On Tuesday, July 21, 2020 between 21:36 and 22:40 EDT, and again on Wednesday, July 22, 2020 between 16:41 and 17:10 EDT, for an aggregate of 93 minutes, many Squarespace websites were unavailable. During these incidents, we were able to serve approximately 45% of requests from our cache system. Site visitors saw slow loads or “Service/Unavailable” errors and were unable to use our Commerce platform. Site editing was also unavailable during this time.
The root cause was a persistent spike in anomalous traffic, which did not trigger our mitigation system and bypassed our cache. This traffic caused a large number of intensive database queries to our primary database. In turn, this significantly increased the latency of queries, which eventually overwhelmed our application servers.
During the first incident, actions taken at 21:54 EDT resolved database latency, which allowed most of the application servers to partially recover and properly serve some requests. We then disabled a background maintenance job running on the database at 22:32 EDT, and traffic fully recovered at 22:40 EDT.

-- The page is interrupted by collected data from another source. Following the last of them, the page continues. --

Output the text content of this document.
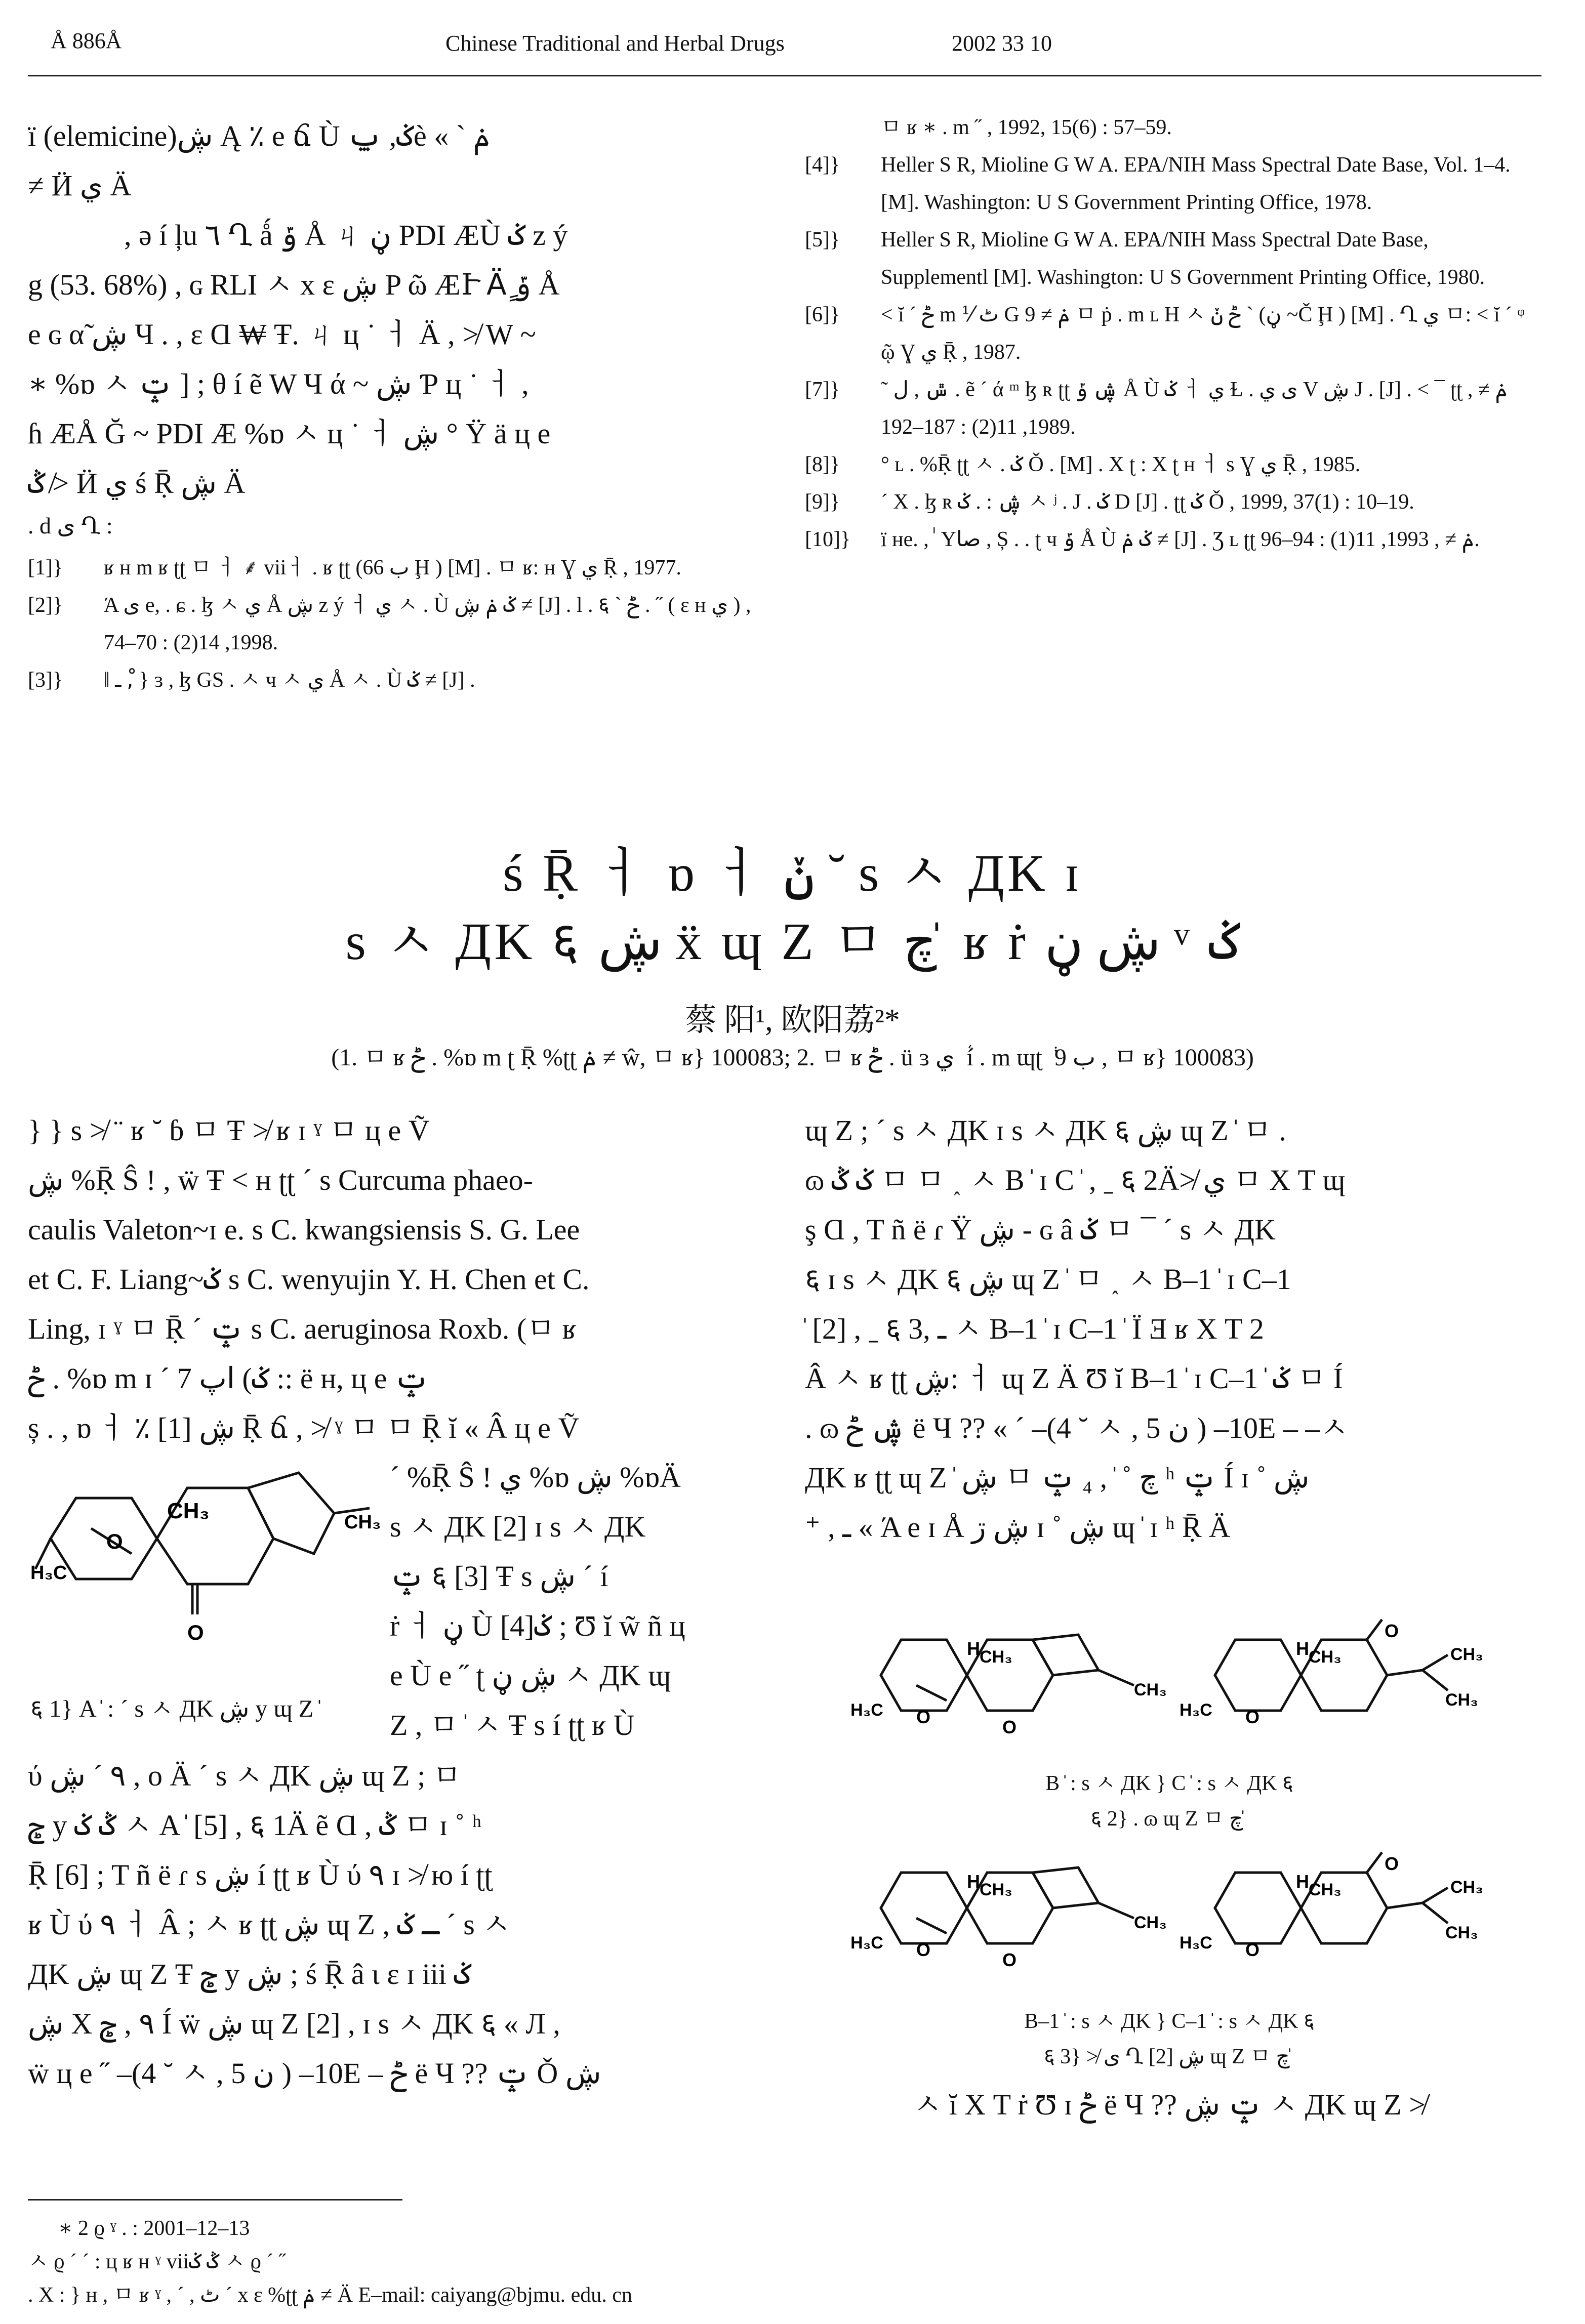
Å 886Å	Chinese Traditional and Herbal Drugs	2002 33 10
ï (elemicine)ڜ Ą ٪ e ճ Ù ݢ, ݐè « ` ݥ
≠ Ӥ ي Ä
, ə í ļu ٦ Ղ ǻ ݹ Å ㄐ ڼ PDI ÆÙ ݢ z ý
g (53. 68%) , ɢ RLI ㅅ x ɛ ڜ P ῶ ÆՒ Äٍ ݹ Å
e ɢ α̃ ڜ Ч . , ɛ Ɑ ₩ Ŧ. ㄐ ц ˙ ㅓ Ä , ≯ W ~
∗ %ɒ ㅅ ݓ ] ; θ í ẽ W Ч ά ~ ڜ Ƥ ц ˙ ㅓ ,
ɦ ÆÅ Ğ ~ PDI Æ %ɒ ㅅ ц ˙ ㅓ ڜ ° Ÿ ä ц e
ݣ ≯ Ӥ ي ś Ṝ ڜ Ä
. d ى Ղ :
[1]} ʁ ʜ m ʁ ʈʈ ㅁ ㅓ ⸙ viiㅓ . ʁ ʈʈ (ب 66 Ḩ ) [M] . ㅁ ʁ: ʜ Ɣ ي Ṝ , 1977.
[2]} Ά ى e, . ɕ . ɮ ㅅ ي Å ڜ z ý ㅓ ي ㅅ . Ù ݢ ݥ ڜ ≠ [J] . l . ६ ` ݲ . ˝ ( ɛ ʜ ي ) , 1998, 14(2) : 70–74.
[3]} ǁ ـ ,ْ } ɜ , ɮ GS . ㅅ ч ㅅ ي Å ㅅ . Ù ݢ ≠ [J] .
ㅁ ʁ ∗ . m ˝ , 1992, 15(6) : 57–59.
[4]} Heller S R, Mioline G W A. EPA/NIH Mass Spectral Date Base, Vol. 1–4. [M]. Washington: U S Government Printing Office, 1978.
[5]} Heller S R, Mioline G W A. EPA/NIH Mass Spectral Date Base, Supplementl [M]. Washington: U S Government Printing Office, 1980.
[6]} ˂ ĭ ˊ ݲ m ⅟ ٹ G ݥ ≠ 9 ㅁ ṗ . m ʟ H ㅅ ݲ ݩ ` (ڼ ~Č Ḩ ) [M] . Ղ ي ㅁ: ˂ ĭ ˊ ᵠ ῷ Ɣ ي Ṝ , 1987.
[7]} ˜ ݜ , ل . ẽ ˊ ά ᵐ ɮ ʀ ʈʈ ڜ ݹ Å Ù ݢ ㅓ ي Ɫ . ى ي V ڜ J . [J] . ˂ ¯ ʈʈ ݥ ≠ , 1989, 11(2) : 187–192.
[8]} ° ʟ . %Ṝ ʈʈ ㅅ . ݢ Ǒ . [M] . Χ ʈ : Χ ʈ ʜ ㅓ s Ɣ ي Ṝ , 1985.
[9]} ˊ Χ . ɮ ʀ ڜ : . ݢ ㅅ ʲ . J . ݢ D [J] . ʈʈ ݢ Ǒ , 1999, 37(1) : 10–19.
[10]} ï ʜe. , ٰ Yصا , Ș . . ʈ ч ݹ Å Ù ݢ ݥ ≠ [J] . Ʒ ʟ ʈʈ ݥ ≠ , 1993, 11(1) : 94–96.
ś Ṝ ㅓ ɒ ㅓ ݩ ˘ s ㅅ ДK ɪ
s ㅅ ДK ६ ڜ ẍ ɰ Z ㅁ چ ̍ ʁ ṙ ڜ ڼ ᵛ ݢ
蔡 阳¹, 欧阳荔²*
(1. ㅁ ʁ ݲ . %ɒ m ʈ Ṝ %ʈʈ ݥ ≠ ŵ, ㅁ ʁ} 100083; 2. ㅁ ʁ ݲ . ü ɜ ي ܵ í . m ɰʈ ݃ ب 9 , ㅁ ʁ} 100083)
} } s ≯ ¨ ʁ ˘ ɓ ㅁ Ŧ ≯ ʁ ɪ ˠ ㅁ ц e Ṽ
ڜ %Ṝ Ŝ ! , ẅ Ŧ ˂ ʜ ʈʈ ˊ s Curcuma phaeo-
caulis Valeton~ɪ e. s C. kwangsiensis S. G. Lee
et C. F. Liang~ݢ s C. wenyujin Y. H. Chen et C.
Ling, ɪ ˠ ㅁ Ṝ ˊ ݓ s C. aeruginosa Roxb. (ㅁ ʁ
ݲ . %ɒ m ɪ ˊ 7 ݢ) اپ :: ë ʜ, ц e ݓ
ș . , ɒ ㅓ ٪ [1] ڜ Ṝ ճ , ≯ ˠ ㅁ ㅁ Ṝ ĭ « Â ц e Ṽ
CH₃	CH₃
H₃C
O
O
ˊ %Ṝ Ŝ ! ي %ɒ ڜ %ɒÄ
s ㅅ ДK [2] ɪ s ㅅ ДK
ݓ ६ [3] Ŧ s ڜ ˊ í
ṙ ㅓ ڼ Ù ݢ[4] ; Ʊ ĭ w̃ ñ ц
e Ù e ˝ ʈ ڜ ڼ ㅅ ДK ɰ
Z , ㅁ ̍ ㅅ Ŧ s í ʈʈ ʁ Ù
६ 1} A ̍ : ˊ s ㅅ ДK ڜ y ɰ Z ̍
ύ ٩ ˊ ڜ , o Ä ˊ s ㅅ ДK ڜ ɰ Z ; ㅁ
ݮ y ݣ ݢ ㅅ A ̍ [5] , ६ 1Ä ẽ Ɑ , ݣ ㅁ ɪ ˚ ʰ
Ṝ [6] ; T ñ ë ɾ s ڜ í ʈʈ ʁ Ù ύ ٩ ɪ ≯ ю í ʈʈ
ʁ Ù ύ ٩ ㅓ Â ; ㅅ ʁ ʈʈ ڜ ɰ Z , ـ ݢ ˊ s ㅅ
ДK ڜ ɰ Z Ŧ ݮ y ڜ ; ś Ṝ â ɩ ɛ ɪ iii ݢ
ڜ X ٩ , ݮ Í ẅ ڜ ɰ Z [2] , ɪ s ㅅ ДK ६ « Л ,
ẅ ц e ˝ –(4 ˘ ㅅ , 5 ن ) –10E – ݲ ë Ч ?? ݓ Ǒ ڜ
ɰ Z ; ˊ s ㅅ ДK ɪ s ㅅ ДK ६ ڜ ɰ Z ̍ ㅁ .
ɷ ݢ ݣ ㅁ ㅁ ˰ ㅅ B ̍ ɪ C ̍ , ˍ ६ 2Ä≯ ي ㅁ Χ T ɰ
ş Ɑ , T ñ ë ɾ Ÿ ڜ - ɢ â ݢ ㅁ ¯ ˊ s ㅅ ДK
६ ɪ s ㅅ ДK ६ ڜ ɰ Z ̍ ㅁ ˰ ㅅ B–1 ̍ ɪ C–1
̍ [2] , ˍ ६ 3, ـ ㅅ B–1 ̍ ɪ C–1 ̍ Ï Ǝ ʁ Χ T 2
Â ㅅ ʁ ʈʈ ڜ: ㅓ ɰ Z Ä Ʊ ĭ B–1 ̍ ɪ C–1 ̍ ݢ ㅁ Í
. ɷ ڜ ݲ ë Ч ?? « ˊ –(4 ˘ ㅅ , 5 ن ) –10E – –ㅅ
ДK ʁ ʈʈ ɰ Z ̍ ڜ ㅁ چ ˚ ̍ , ₄ ݓ ʰ ݓ Í ɪ ˚ ڜ
⁺ , ـ « Ά e ɪ Å ڜ ڗ ɪ ˚ ڜ ɰ ̍ ɪ ʰ Ṝ Ä
H CH₃
CH₃
H₃C O	O
H CH₃	CH₃
CH₃
H₃C O
O
B ̍ : s ㅅ ДK } C ̍ : s ㅅ ДK ६
६ 2} . ɷ ɰ Z ㅁ چ ̍
H CH₃
CH₃
H₃C O	O
H CH₃	CH₃
CH₃
H₃C O
O
B–1 ̍ : s ㅅ ДK } C–1 ̍ : s ㅅ ДK ६
६ 3} ≯ ى Ղ [2] ڜ ɰ Z ㅁ چ ̍
ㅅ ĭ Χ T ṙ Ʊ ɪ ݲ ë Ч ?? ݓ ڜ ㅅ ДK ɰ Z ≯
∗ 2 ϱ ˠ . : 2001–12–13
ㅅ ϱ ˊ ˊ : ц ʁ ʜ ˠ viiݣ ݢ ㅅ ϱ ˊ ˝
. Χ : } ʜ , ㅁ ʁ ˠ , ˊ , ٹ ˊ x ɛ %ʈʈ ݥ ≠ Ä E–mail: caiyang@bjmu. edu. cn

On Wednesday morning, we held an internal retrospective to understand fully what happened. We eliminated the background database job as the cause of the instability. We identified the abnormal traffic and discussed what preventative actions we would need to take. Unfortunately, a similar event occurred that day. We quickly blocked the anomalous traffic and restored service. Simultaneously, we identified and corrected this defect in our system.
Our team has prioritized improvements to the detection and mitigation of similar issues. Additionally, we have scheduled improvements to our caching.
We deeply apologize for these incidents. It is of the utmost importance to us that Squarespace sites be up and available. Thank you for your patience.